GAO Qijun (高啟君)1,2, WANG Yuxin (王宇新)1,2, XU Li (許莉)1,**, WANG Zhitao (王志濤)1,2and WEI Guoqiang (衛(wèi)國強(qiáng))1,2

1School of Chemical Engineering and Technology, Tianjin University, Tianjin 300072, China2State Key Laboratory of Chemical Engineering, Tianjin 300072, China

sulfonated poly(ether ether ketone), sulfonated phenolphthalein poly(ether sulfone), blend membrane, direct methanol fuel cell

1 INTRODUCTION

Direct methanol fuel cells (DMFCs) have attracted considerable attention as electrical power sources, especially for portable or mobile power, owing to their high efficiency, low emissions, and easy fuel carriage [1]. Development and research on the cells have been an active area since the 1990s [2, 3]. DMFC technology has made significant progress, but two obstacles need to be surmounted before commercialization [4, 5]. First, the anode catalyst is inactive and unstable, causing a high overpotential loss of the anode. Second, severe methanol crossover from anode to cathode in the commercially available perfluorosulfonic acid (PFSA) proton-exchange membranes (PEM) (.., Nafion?) reduces fuel efficiency and increases the mixed electrode potential of the cathode, resulting in low cell performance [4, 5]. Moreover, the production of the commercially available PFSA polymer membranes is costly. Therefore, it is urgent to develop PEM with improved properties, including high proton conductivity, low methanol permeability, and low cost.
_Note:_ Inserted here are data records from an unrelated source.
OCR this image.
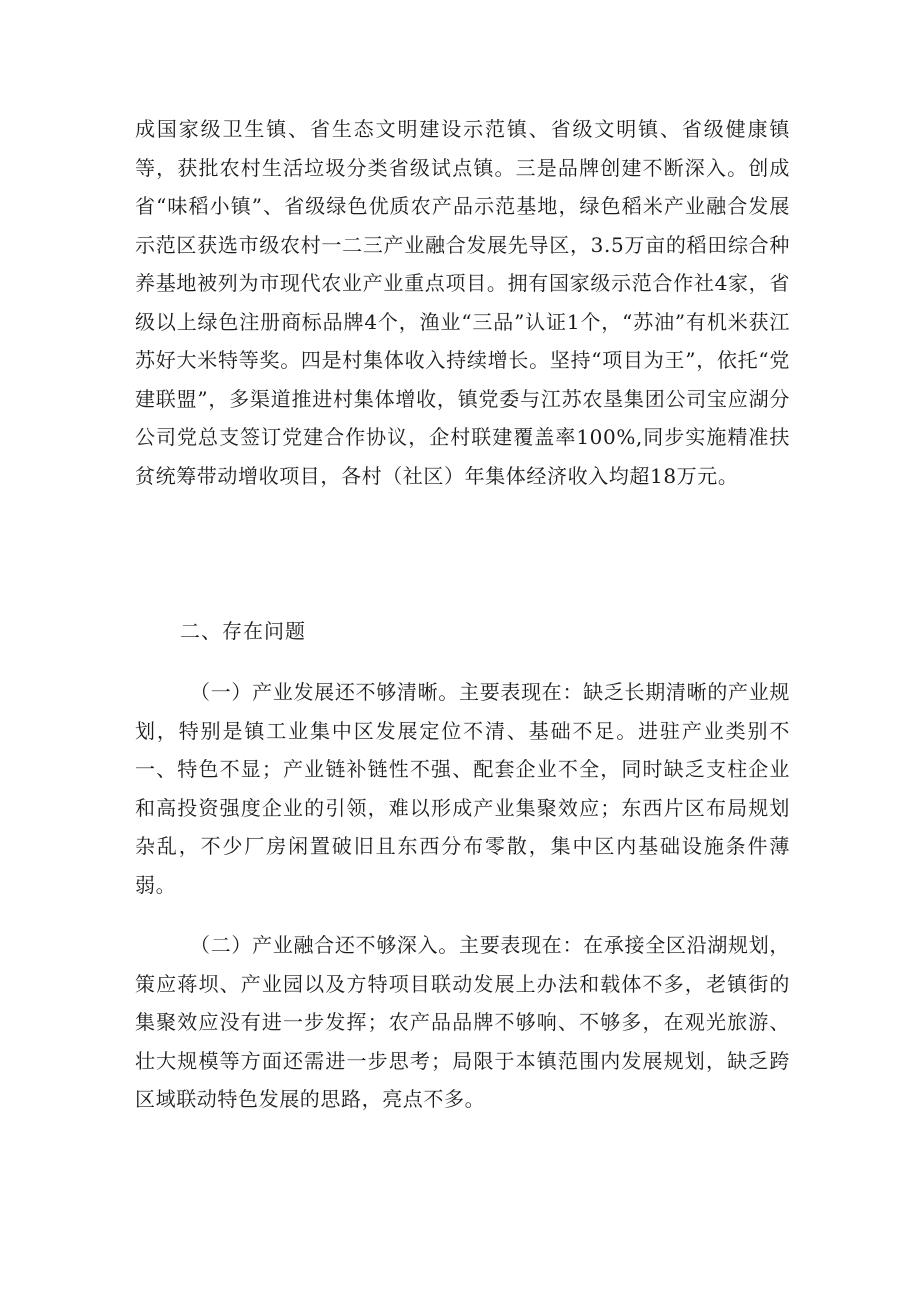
成国家级卫生镇、省生态文明建设示范镇、省级文明镇、省级健康镇等，获批农村生活垃圾分类省级试点镇。三是品牌创建不断深入。创成省“味稻小镇”、省级绿色优质农产品示范基地，绿色稻米产业融合发展示范区获选市级农村一二三产业融合发展先导区，3.5万亩的稻田综合种养基地被列为市现代农业产业重点项目。拥有国家级示范合作社4家，省级以上绿色注册商标品牌4个，渔业“三品”认证1个，“苏油”有机米获江苏好大米特等奖。四是村集体收入持续增长。坚持“项目为王”，依托“党建联盟”，多渠道推进村集体增收，镇党委与江苏农垦集团公司宝应湖分公司党总支签订党建合作协议，企村联建覆盖率100%,同步实施精准扶贫统筹带动增收项目，各村（社区）年集体经济收入均超18万元。

二、存在问题

（一）产业发展还不够清晰。主要表现在：缺乏长期清晰的产业规划，特别是镇工业集中区发展定位不清、基础不足。进驻产业类别不一、特色不显；产业链补链性不强、配套企业不全，同时缺乏支柱企业和高投资强度企业的引领，难以形成产业集聚效应；东西片区布局规划杂乱，不少厂房闲置破旧且东西分布零散，集中区内基础设施条件薄弱。

（二）产业融合还不够深入。主要表现在：在承接全区沿湖规划，策应蒋坝、产业园以及方特项目联动发展上办法和载体不多，老镇街的集聚效应没有进一步发挥；农产品品牌不够响、不够多，在观光旅游、壮大规模等方面还需进一步思考；局限于本镇范围内发展规划，缺乏跨区域联动特色发展的思路，亮点不多。
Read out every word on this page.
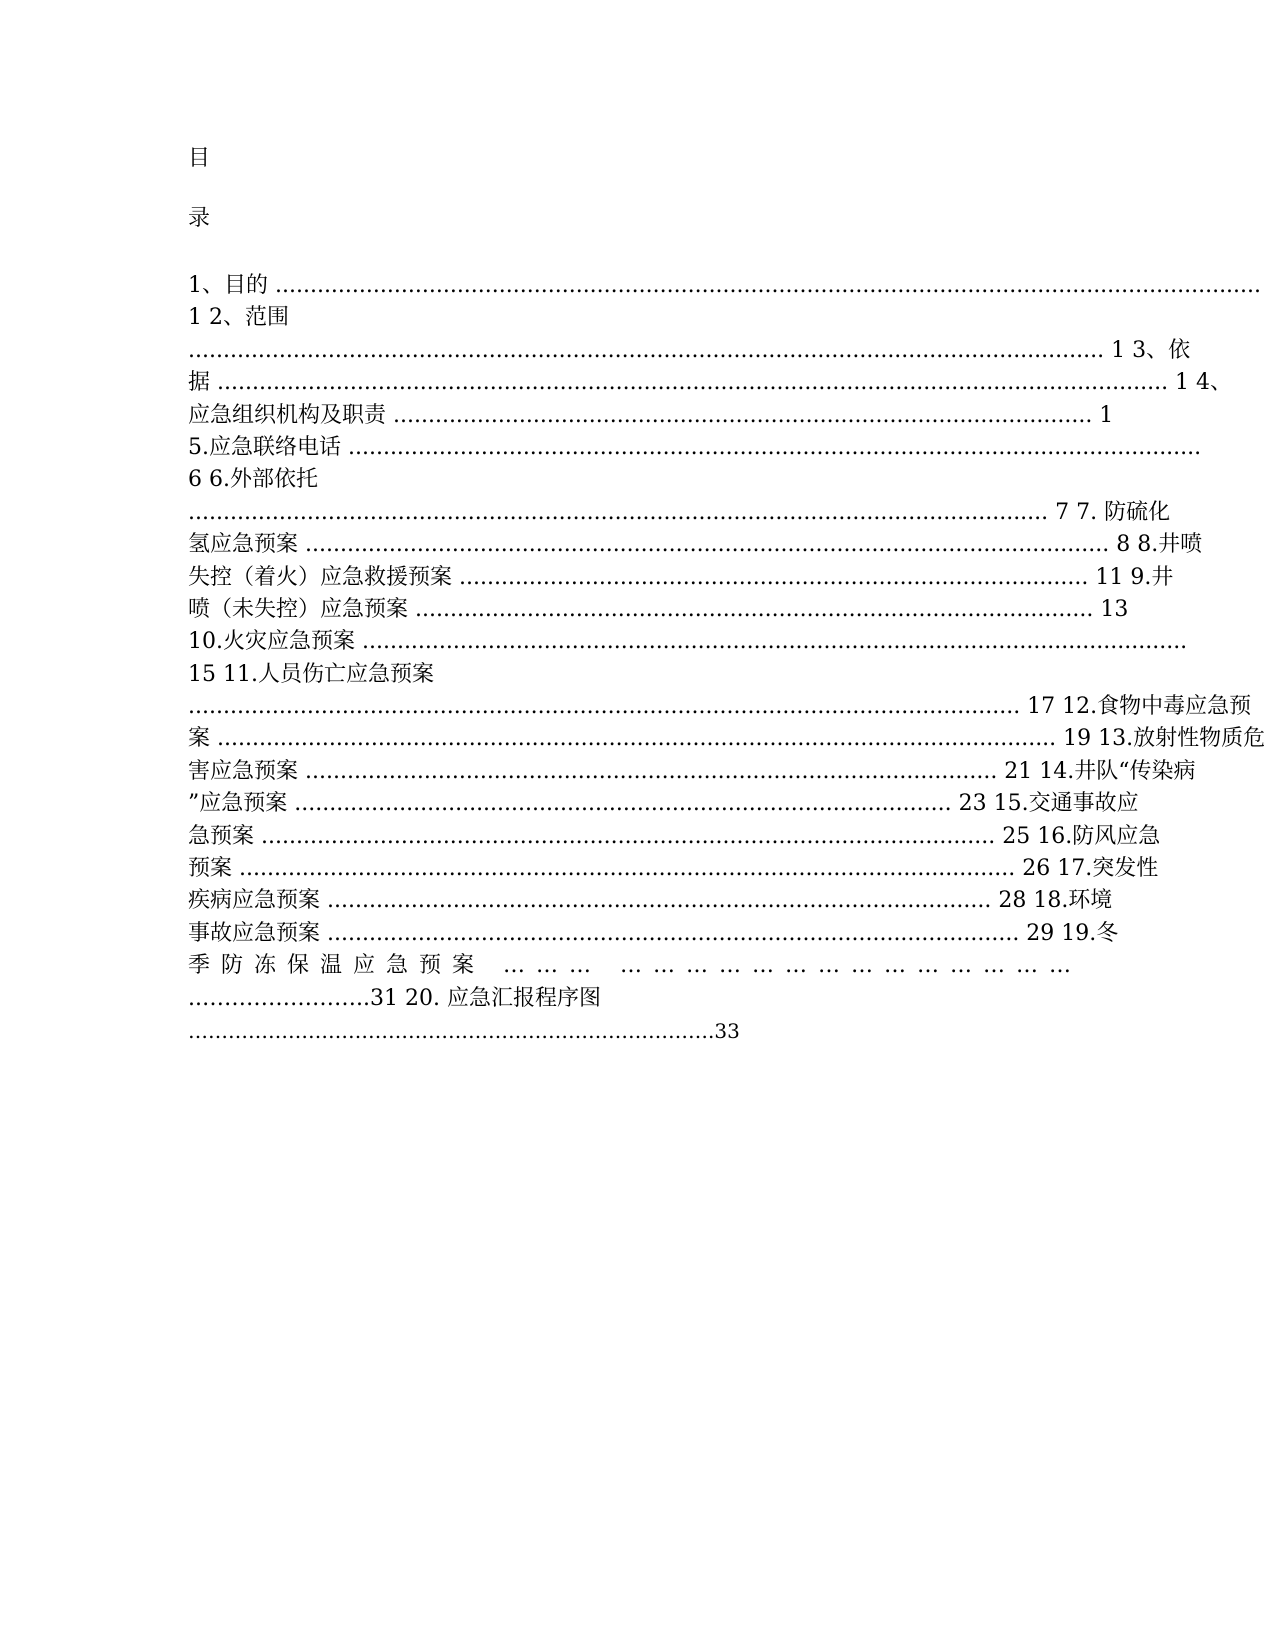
目
录
1、目的 .............................................................................................................................................
1 2、范围
................................................................................................................................... 1 3、依
据 ........................................................................................................................................ 1 4、
应急组织机构及职责 .................................................................................................... 1
5.应急联络电话 ..........................................................................................................................
6 6.外部依托
........................................................................................................................... 7 7. 防硫化
氢应急预案 ................................................................................................................... 8 8.井喷
失控（着火）应急救援预案 .......................................................................................... 11 9.井
喷（未失控）应急预案 ................................................................................................. 13
10.火灾应急预案 ......................................................................................................................
15 11.人员伤亡应急预案
....................................................................................................................... 17 12.食物中毒应急预
案 ........................................................................................................................ 19 13.放射性物质危
害应急预案 ................................................................................................... 21 14.井队“传染病
”应急预案 .............................................................................................. 23 15.交通事故应
急预案 ......................................................................................................... 25 16.防风应急
预案 ............................................................................................................... 26 17.突发性
疾病应急预案 ............................................................................................... 28 18.环境
事故应急预案 ................................................................................................... 29 19.冬
季防冻保温应急预案 ……… ……………………………………
..…………………..31 20. 应急汇报程序图
…………………………………………………………………….33
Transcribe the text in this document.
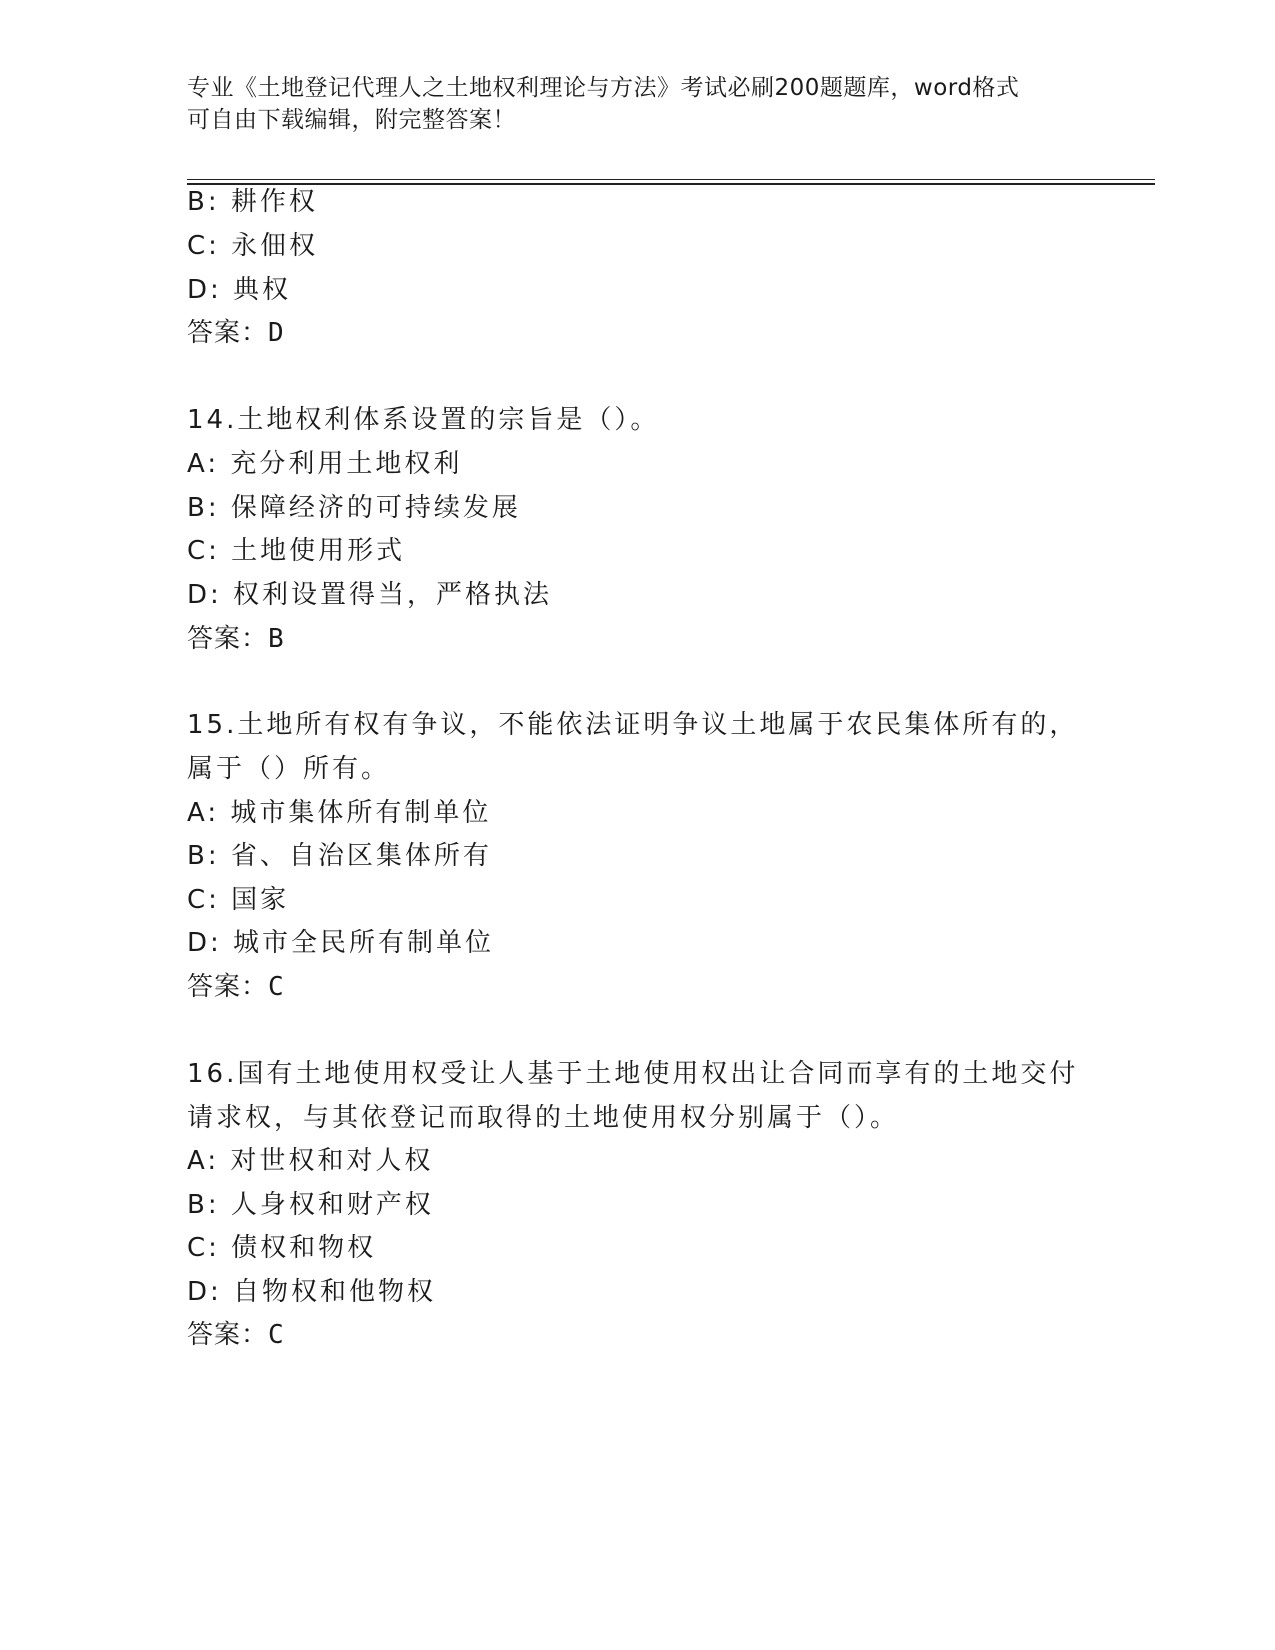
专业《土地登记代理人之土地权利理论与方法》考试必刷200题题库，word格式
可自由下载编辑，附完整答案！
B: 耕作权
C: 永佃权
D: 典权
答案：D
14.土地权利体系设置的宗旨是（）。
A: 充分利用土地权利
B: 保障经济的可持续发展
C: 土地使用形式
D: 权利设置得当，严格执法
答案：B
15.土地所有权有争议，不能依法证明争议土地属于农民集体所有的，
属于（）所有。
A: 城市集体所有制单位
B: 省、自治区集体所有
C: 国家
D: 城市全民所有制单位
答案：C
16.国有土地使用权受让人基于土地使用权出让合同而享有的土地交付
请求权，与其依登记而取得的土地使用权分别属于（）。
A: 对世权和对人权
B: 人身权和财产权
C: 债权和物权
D: 自物权和他物权
答案：C
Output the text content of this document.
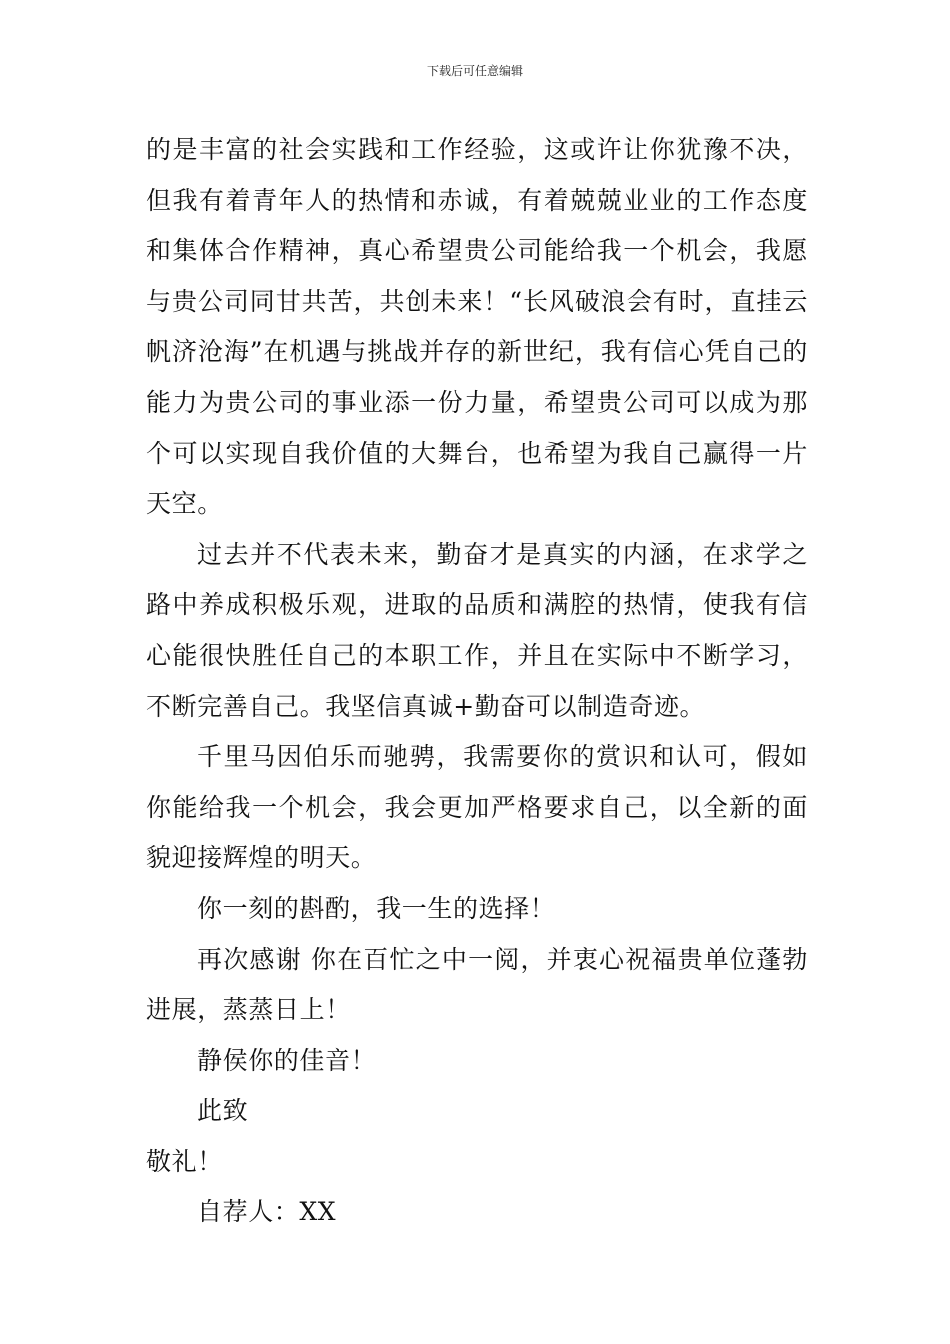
下载后可任意编辑

的是丰富的社会实践和工作经验，这或许让你犹豫不决，但我有着青年人的热情和赤诚，有着兢兢业业的工作态度和集体合作精神，真心希望贵公司能给我一个机会，我愿与贵公司同甘共苦，共创未来！“长风破浪会有时，直挂云帆济沧海”在机遇与挑战并存的新世纪，我有信心凭自己的能力为贵公司的事业添一份力量，希望贵公司可以成为那个可以实现自我价值的大舞台，也希望为我自己赢得一片天空。

过去并不代表未来，勤奋才是真实的内涵，在求学之路中养成积极乐观，进取的品质和满腔的热情，使我有信心能很快胜任自己的本职工作，并且在实际中不断学习，不断完善自己。我坚信真诚+勤奋可以制造奇迹。

千里马因伯乐而驰骋，我需要你的赏识和认可，假如你能给我一个机会，我会更加严格要求自己，以全新的面貌迎接辉煌的明天。

你一刻的斟酌，我一生的选择！

再次感谢 你在百忙之中一阅，并衷心祝福贵单位蓬勃进展，蒸蒸日上！

静侯你的佳音！

此致

敬礼！

自荐人：XX
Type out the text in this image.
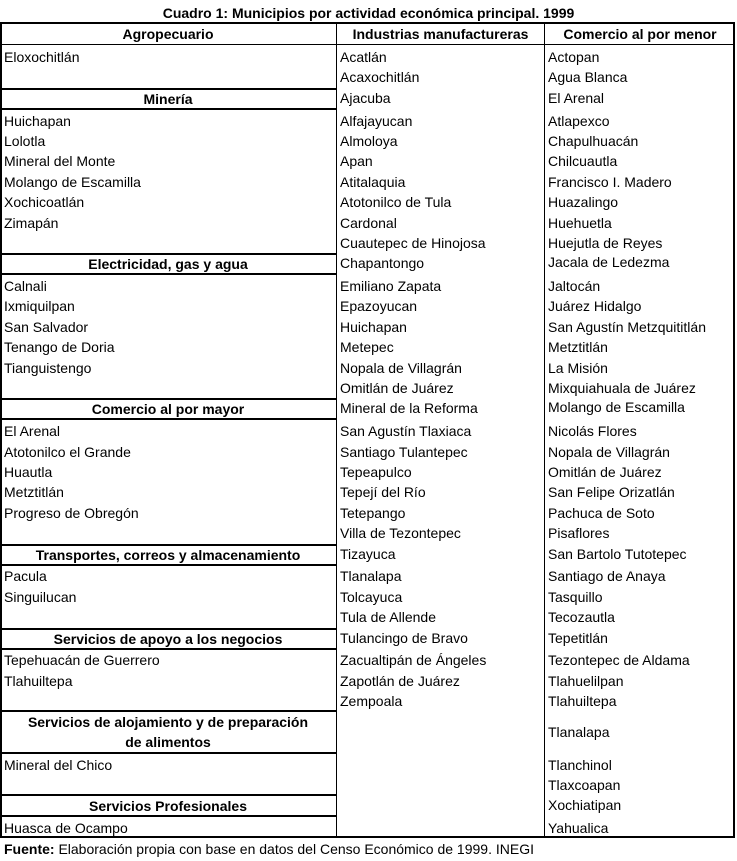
Cuadro 1: Municipios por actividad económica principal. 1999
Agropecuario	Industrias manufactureras	Comercio al por menor
Minería
Electricidad, gas y agua
Comercio al por mayor
Transportes, correos y almacenamiento
Servicios de apoyo a los negocios
Servicios de alojamiento y de preparación
de alimentos
Servicios Profesionales
Eloxochitlán
Huichapan
Lolotla
Mineral del Monte
Molango de Escamilla
Xochicoatlán
Zimapán
Calnali
Ixmiquilpan
San Salvador
Tenango de Doria
Tianguistengo
El Arenal
Atotonilco el Grande
Huautla
Metztitlán
Progreso de Obregón
Pacula
Singuilucan
Tepehuacán de Guerrero
Tlahuiltepa
Mineral del Chico
Huasca de Ocampo
Acatlán
Acaxochitlán
Ajacuba
Alfajayucan
Almoloya
Apan
Atitalaquia
Atotonilco de Tula
Cardonal
Cuautepec de Hinojosa
Chapantongo
Emiliano Zapata
Epazoyucan
Huichapan
Metepec
Nopala de Villagrán
Omitlán de Juárez
Mineral de la Reforma
San Agustín Tlaxiaca
Santiago Tulantepec
Tepeapulco
Tepejí del Río
Tetepango
Villa de Tezontepec
Tizayuca
Tlanalapa
Tolcayuca
Tula de Allende
Tulancingo de Bravo
Zacualtipán de Ángeles
Zapotlán de Juárez
Zempoala
Actopan
Agua Blanca
El Arenal
Atlapexco
Chapulhuacán
Chilcuautla
Francisco I. Madero
Huazalingo
Huehuetla
Huejutla de Reyes
Jacala de Ledezma
Jaltocán
Juárez Hidalgo
San Agustín Metzquititlán
Metztitlán
La Misión
Mixquiahuala de Juárez
Molango de Escamilla
Nicolás Flores
Nopala de Villagrán
Omitlán de Juárez
San Felipe Orizatlán
Pachuca de Soto
Pisaflores
San Bartolo Tutotepec
Santiago de Anaya
Tasquillo
Tecozautla
Tepetitlán
Tezontepec de Aldama
Tlahuelilpan
Tlahuiltepa
Tlanalapa
Tlanchinol
Tlaxcoapan
Xochiatipan
Yahualica
Fuente: Elaboración propia con base en datos del Censo Económico de 1999. INEGI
Much effort has been made in recent years to develop alternative fluorine-free polymer membranes[6-12] and to modify PFSA polymer membranes [13-15]. It is widely recognized that sulfonated poly(ether ether ketone) (SPEEK) polymers are promising materials for membranes in DMFCs [6]. SPEEK polymers, in theory, have higher ion-exchange capacity (IEC) than PFSA polymers, which may compensate for the demerit of weaker acidity of their own sulfonic groups (SO3H). SPEEK membranes also exhibit lower methanol crossover and are less costly to produce than PFSA membranes [7]. The demand for high proton conductivity calls for SPEEK membranes to have a high degree of sulfonation (DS) and to function at high temperatures. However, highly sulfonated SPEEK membranes tend to swell excessively or even dissolve at high temperatures. Several attempts have been made to overcome the excessive swelling while maintaining high proton conductivity, for example, by synthesizing SPEEK with various ratios of hydrophobic block to hydrophilic block [16], by introducing cross-links between some of the sulfonic groups in the SPEEK membrane [17], and by adding inorganic particles (.., ZrO2) into the SPEEK matrix [18].

Blend of polymers with different properties is also an important approach in PEM research. A sulfonated polymer is blended with a non-conductive or relatively poorly conductive engineering thermoplastic. The sulfonated polymer provides high proton conductivity, and the engineering thermoplastic maintains the mechanical integrity. This approach aims to combine the desired properties and features of each component. SPEEK was blended with a variety of nonconductive polymers, including poly(ether imide) (PEI) [19, 20], poly(ether sulfone) (PES) [21], polyaniline (PANI) [22], polybenzimidazole (PBI) [23] and poly(vinylidene fluoride) (PVDF) [24]. These blend membranes showed, to different extents, improved mechanical stability and decreased methanol crossover, but at the cost of decreased proton conductivity.

Zaidi. [25] doped with inorganic acids to enhance the proton conductivity of SPEEK/PEI blend membranes, but the initially high conductivity decreased because of gradual leaking of acid from the membranes. Blend membranes comprising two different sulfonated polymers were studied (.., SPS/SPPO, SPEKK/SPEKK) [26, 27].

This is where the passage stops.